Esto contrasta con el caso de los hogares de clase media, en los que solo 2 de cada 10 jóvenes se encuentran en esta situación. “Los adultos jóvenes representan una cuarta parte de la población en América Latina. La capacidad de aprovechar este importante dividendo demográfico, de 163 millones de personas de entre 15 y 29 años, será crucial.

La situación de los jóvenes en Guatemala es preocupante según los analistas, debido a que más de un millón no estudian o no tienen una relación laboral. En la actualidad, la mayoría de nuestros jóvenes buscan superarse de distintas formas, aunque las redes sociales a veces han sido un distractor, tan influyente, que en muchas ocasiones evita que estén informados de la realidad de su país y, sobre todo, que participen y busquen un camino para direccionar el país que desean para el futuro.

La participación de los jóvenes universitarios ya no es la de antes, cuando surgían líderes que protestaban y luchaban por los problemas de las grandes mayorías. La Universidad de San Carlos, que lideraba estos movimientos, se quedó atrás, con grupos enquistados en una asociación de estudiantes universitarios que dejaron fuera los principios para lo que fue formada.

Hoy en día, el estudiante está más preocupado en ganar los cursos, graduarse y dejar la Universidad donde se formó. En muchas ocasiones, sin tener una visión del futuro que le espera, del cual puede ser partícipe fomentando los cambios políticos o participando activamente para llevarlos a cabo.
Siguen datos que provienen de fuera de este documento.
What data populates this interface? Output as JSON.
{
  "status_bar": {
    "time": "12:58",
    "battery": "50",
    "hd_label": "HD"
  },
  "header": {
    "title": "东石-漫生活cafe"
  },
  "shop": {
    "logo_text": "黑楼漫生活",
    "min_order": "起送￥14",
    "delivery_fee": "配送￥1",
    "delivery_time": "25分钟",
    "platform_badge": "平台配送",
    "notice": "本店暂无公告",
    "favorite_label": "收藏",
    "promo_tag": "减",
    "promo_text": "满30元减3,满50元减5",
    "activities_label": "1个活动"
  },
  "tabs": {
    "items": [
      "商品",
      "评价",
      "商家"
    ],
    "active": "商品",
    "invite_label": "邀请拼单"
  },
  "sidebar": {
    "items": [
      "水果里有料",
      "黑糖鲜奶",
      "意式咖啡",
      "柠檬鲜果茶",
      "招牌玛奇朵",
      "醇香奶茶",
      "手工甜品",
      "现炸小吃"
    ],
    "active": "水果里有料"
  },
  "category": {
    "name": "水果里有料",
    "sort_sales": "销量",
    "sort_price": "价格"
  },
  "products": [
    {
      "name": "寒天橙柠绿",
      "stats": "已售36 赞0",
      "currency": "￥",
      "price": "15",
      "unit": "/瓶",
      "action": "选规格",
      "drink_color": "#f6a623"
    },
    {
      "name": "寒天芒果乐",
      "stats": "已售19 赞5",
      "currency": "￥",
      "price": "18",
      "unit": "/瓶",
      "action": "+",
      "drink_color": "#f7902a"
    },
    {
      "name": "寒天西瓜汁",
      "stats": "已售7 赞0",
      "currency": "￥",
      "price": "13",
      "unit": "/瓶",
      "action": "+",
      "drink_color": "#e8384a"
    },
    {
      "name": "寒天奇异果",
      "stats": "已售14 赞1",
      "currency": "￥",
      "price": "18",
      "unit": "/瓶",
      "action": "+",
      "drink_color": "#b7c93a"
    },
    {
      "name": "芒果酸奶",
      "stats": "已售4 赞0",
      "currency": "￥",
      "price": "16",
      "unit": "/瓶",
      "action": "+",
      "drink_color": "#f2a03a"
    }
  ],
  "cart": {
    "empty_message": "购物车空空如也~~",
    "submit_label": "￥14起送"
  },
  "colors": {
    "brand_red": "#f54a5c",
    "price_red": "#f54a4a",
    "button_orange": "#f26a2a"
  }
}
Los jóvenes, en muchos casos, viven el momento, sin pensar que, al no participar, serán partícipes de un futuro dominado por la misma clase política que los tiene sumidos en un sistema educativo atrasado, en un mundo consumista que solo ayuda a olvidar temporalmente los problemas que viven y padecen.

La juventud de Guatemala ya no debe ser pasiva, no están viviendo la persecución oscurantista de los años setenta y ochentas, cuando valientes estudiantes universitarios salían a las calles a luchar por el alza en el pasaje público, o el alza en la canasta básica. Jóvenes activos y que busquen el cambio, son la guía que necesita el país.